Appena riposti sedie sdraio e ombrelloni, politici e giornalisti ieri erano subito tornati al gioco preferito: il governo regge? Diciamo la verità: con il semestre bianco e soprattutto un esecutivo senza alternative è un problema riempire le pagine politiche. Meno male che ogni tanto Matteo Salvini se ne inventa qualcuna ed Enrico Letta gli va appresso, altrimenti cosa scrivere? Poi però arriva un certo Mario Draghi a rimettere le cose a posto come un una brava mamma nella stanza dei ragazzini e improvvisamente tutti coloro che si erano eccitati sono costretti a fare pace con la realtà dei fatti: sostanzialmente, non è successo niente. Politicamente, il messaggio dato ieri dal presidente del Consiglio nella prima conferenza stampa dopo le vacanze è questo.
Un caratteristica di Draghi è che è capace di smorzare le tensioni non con l’arroganza del capo ma con il realismo del leader: e quindi «il governo va avanti», non sarà certo un voto della Lega in commissione (sul green pass, peraltro in contraddizione con la scelta già fatta dai ministri leghisti) a creare problemi. C’è stato, basta. Non è nemmeno un incidente, i partiti sono fatti così, «ognuno di loro ha cinque o sei anime, certe volte bisogna sentirle tutte», ma poi c’è un capo, e «il capo della Lega è Salvini» al quale il presidente del Consiglio offre una cabina di regia e perfino l’incontro a tre con la ministra Luciana Lamorgese, la quale peraltro «sta lavorando molto bene», quindi il capo leghista non otterrà mai la sua testa, come d’altronde egli per primo sa benissimo.
Lo schemino di un Salvini sfasciacarrozze – anche se non va dimenticato che si tratta dell’uomo del Papeete – non regge più in assenza di una credibile linea alternativa al governo Draghi. Per questo ogni tanto abbaia alla luna ma poi è costretto a fermarsi: per fare un po’ di casino basta un Borghi qualunque. Detto questo, la scelta di essere partito di lotta e di governo per la Lega comincia a essere stucchevole, a rischio di alienarsi alternativamente i consensi dei governisti e quelli dei duri e puri.

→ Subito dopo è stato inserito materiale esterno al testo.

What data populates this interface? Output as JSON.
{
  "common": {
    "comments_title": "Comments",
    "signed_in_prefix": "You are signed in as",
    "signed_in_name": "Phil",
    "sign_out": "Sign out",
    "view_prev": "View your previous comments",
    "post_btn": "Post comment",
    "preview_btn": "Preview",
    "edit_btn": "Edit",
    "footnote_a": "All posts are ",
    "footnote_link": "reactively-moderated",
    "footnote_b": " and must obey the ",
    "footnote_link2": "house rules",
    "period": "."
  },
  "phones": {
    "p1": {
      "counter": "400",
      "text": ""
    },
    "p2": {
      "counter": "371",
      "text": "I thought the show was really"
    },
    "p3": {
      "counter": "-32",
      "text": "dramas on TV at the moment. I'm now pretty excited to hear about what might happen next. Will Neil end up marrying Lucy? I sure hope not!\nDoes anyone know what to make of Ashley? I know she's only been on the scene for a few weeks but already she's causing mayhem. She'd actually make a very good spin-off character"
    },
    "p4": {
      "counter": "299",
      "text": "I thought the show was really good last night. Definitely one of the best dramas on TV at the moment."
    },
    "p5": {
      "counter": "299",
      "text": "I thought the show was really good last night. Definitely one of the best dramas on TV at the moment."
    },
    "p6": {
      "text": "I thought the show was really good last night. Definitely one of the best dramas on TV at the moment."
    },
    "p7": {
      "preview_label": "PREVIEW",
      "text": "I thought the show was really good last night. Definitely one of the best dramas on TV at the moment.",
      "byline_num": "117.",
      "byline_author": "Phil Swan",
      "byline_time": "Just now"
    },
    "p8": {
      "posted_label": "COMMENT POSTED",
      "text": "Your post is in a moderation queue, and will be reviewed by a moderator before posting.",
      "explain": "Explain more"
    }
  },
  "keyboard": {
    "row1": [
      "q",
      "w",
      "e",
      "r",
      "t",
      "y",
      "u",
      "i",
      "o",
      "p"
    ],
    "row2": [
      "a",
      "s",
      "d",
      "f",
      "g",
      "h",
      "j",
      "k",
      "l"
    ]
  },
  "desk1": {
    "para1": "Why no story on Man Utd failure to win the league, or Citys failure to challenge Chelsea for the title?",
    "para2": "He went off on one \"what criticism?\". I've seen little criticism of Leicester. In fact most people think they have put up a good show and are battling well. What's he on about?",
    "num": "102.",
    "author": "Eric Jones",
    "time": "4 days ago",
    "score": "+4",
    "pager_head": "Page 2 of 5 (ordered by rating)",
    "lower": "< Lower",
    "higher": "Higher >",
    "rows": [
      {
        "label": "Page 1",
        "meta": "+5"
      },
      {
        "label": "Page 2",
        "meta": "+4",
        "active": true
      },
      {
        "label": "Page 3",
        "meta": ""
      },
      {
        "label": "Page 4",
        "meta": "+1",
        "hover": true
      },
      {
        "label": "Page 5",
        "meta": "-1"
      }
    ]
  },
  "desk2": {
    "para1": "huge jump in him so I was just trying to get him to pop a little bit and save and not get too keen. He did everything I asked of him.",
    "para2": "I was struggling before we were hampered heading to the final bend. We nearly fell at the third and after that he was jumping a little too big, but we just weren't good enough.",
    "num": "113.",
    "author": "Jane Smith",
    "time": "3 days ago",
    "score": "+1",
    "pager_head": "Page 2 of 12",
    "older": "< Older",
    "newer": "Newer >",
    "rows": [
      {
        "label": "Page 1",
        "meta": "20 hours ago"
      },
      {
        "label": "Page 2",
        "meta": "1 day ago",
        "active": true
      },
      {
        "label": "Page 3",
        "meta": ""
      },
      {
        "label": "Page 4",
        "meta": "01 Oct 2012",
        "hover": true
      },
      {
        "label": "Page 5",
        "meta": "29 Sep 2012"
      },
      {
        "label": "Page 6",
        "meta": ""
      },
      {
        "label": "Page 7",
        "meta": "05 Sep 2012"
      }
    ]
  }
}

Un problema che Salvini dovrebbe porsi se vuole evitare ogni volta di essere dribblato da Draghi come un fuoriclasse fa con un dilettante.
Tutte queste polemiche fanno parte del gioco, sembra dire il presidente del Consiglio sopendo e troncando, e comunque se ci sono chiarimenti politici da fare li faranno i partiti, giacché «il governo va fondamentalmente d’accordo». La fibrillazione del primo settembre è archiviata, come puntualmente avviene quando Draghi prende la parola in una conferenza stampa, risultando vani i tranelli dei cronisti come quello su una sua eventuale aspettativa sul Quirinale se le cose dovessero mettersi male per il governo: una questione posta così è «persino un po’ offensiva, non vedo disastri all’orizzonte e non mi preoccupo per me stesso».
Spente le luci sulla conferenza stampa (peraltro carica di notizie vere, dall’annuncio della terza dose al proposito di estendere l’obbligo vaccinale più tutta una serie di proposte ravvicinate su fisco, concorrenza, lavoro), resta ancora una volta l’impressione di una realtà sdoppiata e parallela: da una parte un governo che funziona e marcia verso traguardi successivi, dall’altra un sistema politico litigioso e arruffato come un gatto randagio, perennemente corroso da rivalità interne e singole ricerche di visibilità, finanche punteggiato da contrasti personali che stanno diventando patologici (tra Letta e Salvini per esempio, o tra Renzi e Conte, o tra Meloni e tutti gli altri).
Una sfasatura che sta diventando di sistema. La brutta figura però la fanno i partiti, non Mario Draghi. Il quale, chiuse le bagattelle nostrane, è volato a Marsiglia per discutere con Emmanuel Macron di cose un po’ più serie, degli aiuti agli afghani, del G20 che si farà, della nuova Europa da costruire. Altro che Borghi.